Sunday, 31 May 2015

Femi(nist)nine

When gender confused me, I turned to evolutionary psychology
Because the concepts of femininity and masculinity always confused me
I wanted to understand if there was some truth in the stereotypes,
Or if they were just illusions society had created for me.
You see I played with Barbies rather than Hot Wheels all my life
But I still didn't know it was mine or society's choice.
As I stumbled upon gender and it's theories
I began to push against the boundaries of my side of the binary
Not realising in my excitement to rebel
That not all of me fit in the other side.

The thing is... I sucked at being a tomboy
I liked ballet and hated sports but
I wanted to be one of those soccer girls
Who seamlessly fit into that ideal of empowerment
I wanted to be one of those Iron women who never cried
Who overcame emotion and romantic notion
To become symbols of strength.  To be glorified.
Somewhere I had internalized.
This feeling that being feminine was a weakness that I had to overcome to survive.

The thing is I knew that the world was going to pack every human quality
Neatly into two differently labelled boxes of the gender binary
And pretend they were at two ends of the scale
But little did I know that they won't be weighed and valued the same.
Because in the strangest and subtlest of ways,
We do not value masculinity and femininity the same.

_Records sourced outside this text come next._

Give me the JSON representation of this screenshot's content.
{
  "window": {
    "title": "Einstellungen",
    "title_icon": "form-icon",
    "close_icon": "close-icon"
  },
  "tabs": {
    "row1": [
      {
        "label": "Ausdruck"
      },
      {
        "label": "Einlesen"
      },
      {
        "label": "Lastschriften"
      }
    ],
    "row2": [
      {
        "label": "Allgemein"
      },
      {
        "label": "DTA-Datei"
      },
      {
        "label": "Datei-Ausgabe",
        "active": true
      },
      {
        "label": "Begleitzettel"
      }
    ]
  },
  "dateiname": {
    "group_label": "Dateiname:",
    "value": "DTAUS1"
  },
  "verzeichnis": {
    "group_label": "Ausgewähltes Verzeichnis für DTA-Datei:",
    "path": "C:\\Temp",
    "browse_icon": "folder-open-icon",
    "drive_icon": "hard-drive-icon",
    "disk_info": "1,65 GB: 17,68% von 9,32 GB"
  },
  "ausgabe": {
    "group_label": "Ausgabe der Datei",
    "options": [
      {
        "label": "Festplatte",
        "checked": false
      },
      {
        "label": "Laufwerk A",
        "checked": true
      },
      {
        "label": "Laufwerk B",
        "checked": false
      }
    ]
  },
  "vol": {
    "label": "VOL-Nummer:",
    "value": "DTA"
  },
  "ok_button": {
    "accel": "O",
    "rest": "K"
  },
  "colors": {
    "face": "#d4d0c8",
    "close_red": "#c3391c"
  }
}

I mean why is it considered a compliment to be called a father's not daughter but son
Why is 'girly' an insult?
Justin Bieber was wrong for many more reasons than just sounding like a girl.
Why is being emotional and empathetic for the soft and weak?
It's like saying mental trauma as compared to battle wounds is less important to treat.
Everytime the boy got beaten up for being a pansy
My skin turned black and blue
Because according to their standards
I was one too
Why do I see people of my own gender
Claim to be the 'other'
Claim to be better
Than the typical girly cliques.

What is girly and why is it unintelligent or weak?
Combat boots are no more difficult to walk in than high heels
Make-up could be war paint
And the decision to wear it-a choice
Vanity isn't always a vice.
Why are we so judgemental of supersonic fangirls?
Why assume that they're the unintelligent ones and not obsessive Megan Fox fanboys.
Why is it easier for a girl to play with boy's toys
And not the other way round?
To act out aggression is as messed up as being dramatic and have too much to feel
Are chick flicks really that unintelligent and unreal?
Because honestly their plotlines where the best friend's sister's boss falls in love with the smaller sister who is actually banging the husband's stepmother
Is as complicated as the plot of the latest avenger's movie.
And both are equally distant from and yet reflect reality

The thing is I have spent too much time sanitizing the femininity out of me
To be able to be more than what society expects out of me.
And that should never have been necessary
If I wanted to be one of those strong independent women,  I shouldn't have to be like men
I should just have to be myself.
I shouldn't have waited for gay men dancing in flamboyant dresses
To make me realise that femininity can be embraced and is not regressive

I shouldn't have waited...
When I proudly declared I watched the Royal Wedding with the kind of interest we reserve for India Pakistan matches
To be met with an awkward silence
As though rooting for a love story
Made me take a few steps down in dignity
I refuse to step down now
From my pink princess pedestal
I refuse to be shamed for all those parts of me that you consider girly
Because I jump when I see ants
I am the emotionally vulnerable poet
Who could be in a princess dress and not pants
And still deserve to be called badass.

Maybe it's time we go beyond just breaking stereotypes
And start revaluing the truth behind them.
That maybe this inequality starts way deeper under us.
Because maybe we don't need to wait for death to be the leveller
When we the living can be equalizers
I won't see the world to be an ideal
Till a girl in a pink dress and a boy in a pink dress are seen as equal in strength
Maybe femininity has no gender.
Maybe there is no gender.
And when you dismantle the two boxes, their contents will be worth the same.
Neither deserving of any shame.

Thursday, 7 May 2015

The Radioactive Emotional

To those who say rejection is a kick in the gut
To me it’s a growing unease, but
It grows like a highly infectious disease
Burning through a delirious me.

The stirring in my gut doesn’t stop
Every time I see them, something inside drops
Lurching forward I maintain a straight face
To mask my twisted mind and insides.

I wait for those moments of release
When the rest of life distracts me.
A flash of searing emotion.It is uncontrollable these days
I’m uneasy but see no other way.

I can’t change them. But I can’t change me more
It intensifies more every time than before
I’m afraid the unease will grow and grow
Till one day it swallows me whole.

I seek emptiness more than space
Where pain exists, to be worn with a poker face
Where silences and omissions
Become my way.
Of coping with being emotional.

I am trying hard to maintain some dignity
But the unease makes me lurch over
And bow down to your fate unwillingly.

I want to bury myself in my own grave
Put myself to rest one of these days
But I am beginning to think
This spiraling will bring

No peace to the radioactive emotional.